Comparison of the extracted (dots) and the MCTDHF computed (solid) induced polarization by the pump field ($I_{\mathrm{pump}}=5\times {10}^{15}$ W/${\mathrm{cm}}^2$) in the continuum. Inset: The time-dependent population of the ground states for $I_{\mathrm{pump}}=1\times {10}^{14}$ W/${\mathrm{cm}}^2$ (green, top line), $1\times {10}^{15}$ W/${\mathrm{cm}}^2$ (orange, middle line), and $5\times {10}^{15}$ W/${\mathrm{cm}}^2$ (blue, bottom line).

Figure 4

Comparison of the extracted (dots) and the computed (solid) induced polarization by the pump field ($I_{\mathrm{pump}}=1\times {10}^{14}$ W/${\mathrm{cm}}^2$) in the continuum with a $30\%$ error in the measured spectra shown in the inset [cf.
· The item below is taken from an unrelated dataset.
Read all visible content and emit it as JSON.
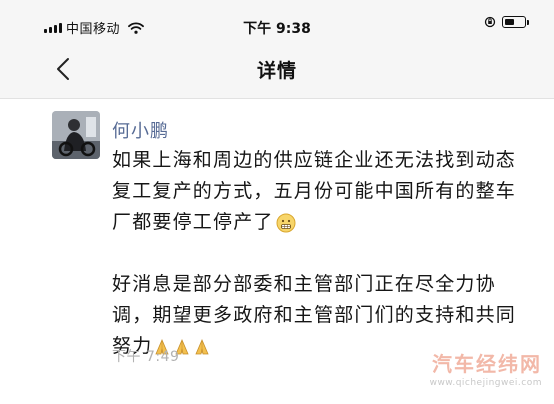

Fig. 1].

Figure 5

At $I_{\mathrm{pu}}=1\times {10}^{15}$ W/${\mathrm{cm}}^2$: (a) Comparison of the input electric field magnitude (black thin-solid line), $|{\tilde{\mathcal{E}}}_{\mathrm{in}}{\left(\omega \right)|}^2$, and the electric field magnitude for the generated harmonics (green thick-solid line), $|{\tilde{\mathcal{E}}}_{\mathrm{HG}}{\left(\omega \right)|}^2$. (b) Comparison of the input electric field magnitude (black thin-solid line), $|{\tilde{\mathcal{E}}}_{\mathrm{in}}{\left(\omega \right)|}^2$, output electric field magnitude (red dashed line), $|{\tilde{\mathcal{E}}}_{\mathrm{out}}{\left(\omega \right)|}^2$ as computed via Eq. (9), and the electric field magnitude for harmonics (green thick-solid line), $|{\tilde{\mathcal{E}}}_{\mathrm{HG}}{\left(\omega \right)|}^2$.